Florian aussi avait quitté l’écran, mais restait connecté. Je l’imaginais debout, en train d’observer la ville depuis la fenêtre de son bureau. Sa voix nous parvint.
— Tout à l’air totalement normal dehors. Les gens ont l’air de se rendre au travail. Il y a le même monde que d’habitude à la boulangerie d’en face. Rien n’a changé. Et pourtant, il semblerait que l’apocalypse ait eu lieu.
— Ça n’a aucun sens, lui a répondu Sergio.
— Non, aucun, a concédé Florian.
— Une apocalypse, ça se voit. Ça crame, ça explose, ça pète de partout. On ne serait même plus là pour en parler…
Sergio était parti dans un long monologue détaillant sa version de l’apocalypse parfaite. Je ne l’écoutais qu’à moitié, perdu dans mes pensées. May-Lin s’est connectée et s’est jointe au début de cacophonie, intriguée plus qu’affolée par l’affichage de sa propre horloge. Il était Minuit deux également à Pékin.
Je tournais et retournais ma propre horloge entre mes mains. L’explication de Florian ne me satisfaisait pas plus qu’elle ne plaisait à Sergio ou Mey-Lin. C’est en fixant les instructions de maintenance au dos de l’horloge que l’idée m’est venue.
— Écoutez, écoutez. J’ai une idée. J’ai attendu un peu que le silence se fasse. Je propose d’appeler la société qui fabrique ces horloges, ils pourront nous en dire plus sur ce… problème. Nous saurons s’il y a vraiment à s’inquiéter. Qu’en pensez-vous ?

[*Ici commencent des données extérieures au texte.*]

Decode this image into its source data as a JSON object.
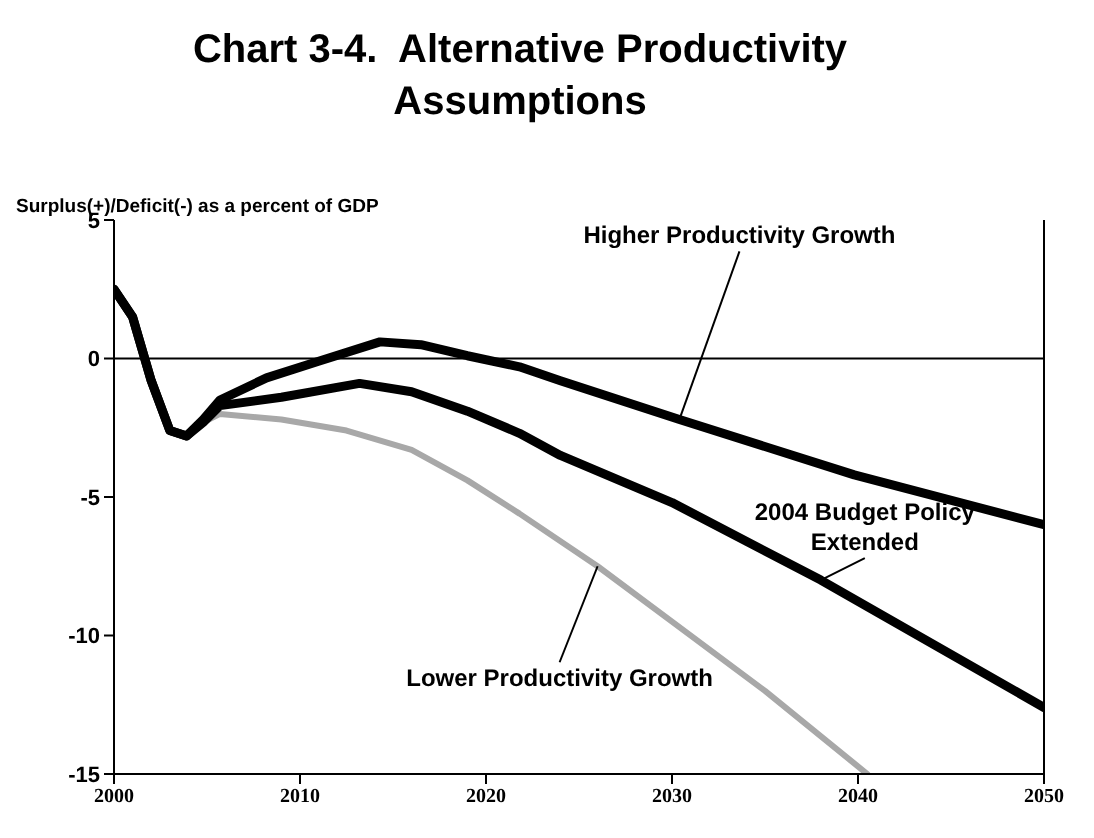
{
  "chart_data": {
    "type": "line",
    "title": "Chart 3-4.  Alternative Productivity Assumptions",
    "ylabel": "Surplus(+)/Deficit(-) as a percent of GDP",
    "xlim": [
      2000,
      2050
    ],
    "xticks": [
      2000,
      2010,
      2020,
      2030,
      2040,
      2050
    ],
    "ylim": [
      -15,
      5
    ],
    "yticks": [
      -15,
      -10,
      -5,
      0,
      5
    ],
    "grid": false,
    "legend": false,
    "marker": "none",
    "line_style": "solid",
    "ref_lines": [
      {
        "axis": "y",
        "value": 0,
        "color": "#000000"
      }
    ],
    "series": [
      {
        "name": "Higher Productivity Growth",
        "color": "#000000",
        "x": [
          2000,
          2001,
          2002,
          2003,
          2003.9,
          2004.8,
          2005.7,
          2008.2,
          2011,
          2014.3,
          2016.5,
          2019,
          2021.8,
          2024,
          2030.4,
          2039.8,
          2050
        ],
        "values": [
          2.5,
          1.5,
          -0.8,
          -2.6,
          -2.8,
          -2.2,
          -1.5,
          -0.7,
          -0.1,
          0.6,
          0.5,
          0.1,
          -0.3,
          -0.8,
          -2.2,
          -4.2,
          -6
        ]
      },
      {
        "name": "2004 Budget Policy Extended",
        "color": "#000000",
        "x": [
          2000,
          2001,
          2002,
          2003,
          2003.9,
          2004.8,
          2005.7,
          2009,
          2013.2,
          2016,
          2019,
          2021.8,
          2024,
          2030,
          2038,
          2050
        ],
        "values": [
          2.5,
          1.5,
          -0.8,
          -2.6,
          -2.8,
          -2.3,
          -1.7,
          -1.4,
          -0.9,
          -1.2,
          -1.9,
          -2.7,
          -3.5,
          -5.2,
          -8,
          -12.6
        ]
      },
      {
        "name": "Lower Productivity Growth",
        "color": "#a8a8a8",
        "x": [
          2000,
          2001,
          2002,
          2003,
          2003.9,
          2004.8,
          2005.7,
          2009,
          2012.5,
          2016,
          2019,
          2021.8,
          2026,
          2030,
          2035,
          2040.5
        ],
        "values": [
          2.5,
          1.5,
          -0.8,
          -2.6,
          -2.8,
          -2.3,
          -2,
          -2.2,
          -2.6,
          -3.3,
          -4.4,
          -5.6,
          -7.5,
          -9.5,
          -12,
          -15
        ]
      }
    ]
  }
}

Personne n'avait d'objection. Alors j’ai sorti mon téléphone de ma poche et j’ai composé le numéro qui était présent au dos de l’appareil. J’ai mis le téléphone en haut-parleur pour que les autres apocalypsologues puissent également écouter. Le téléphone a sonné une fois. Deux. Trois. Avant qu’un message automatique ne se fasse entendre :
Bonjour. Si vous appelez ce numéro, c’est vraisemblablement que votre horloge indique plus de minuit. Et si nous ne vous répondons pas, cela veut dire que l’apocalypse a déjà eu lieu, ou plus exactement qu’elle est désormais inévitable. Même si le monde qui vous entoure n’a pas été anéanti, et que les humains se comportent normalement autour de vous, aucune des actions tentées par l’homme ne pourra désormais empêcher la destruction de la planète.
En ce sens, c’est comme si l’apocalypse avait déjà eu lieu.
L’humanité n’en a simplement pas encore conscience.
Pour notre part, nous avons déjà trouvé refuge dans un monde plus accueillant pour l’être humain. Ne cherchez pas à nous retrouver, cela vous est impossible.
Nous vous souhaitons une fin du monde la plus heureuse possible.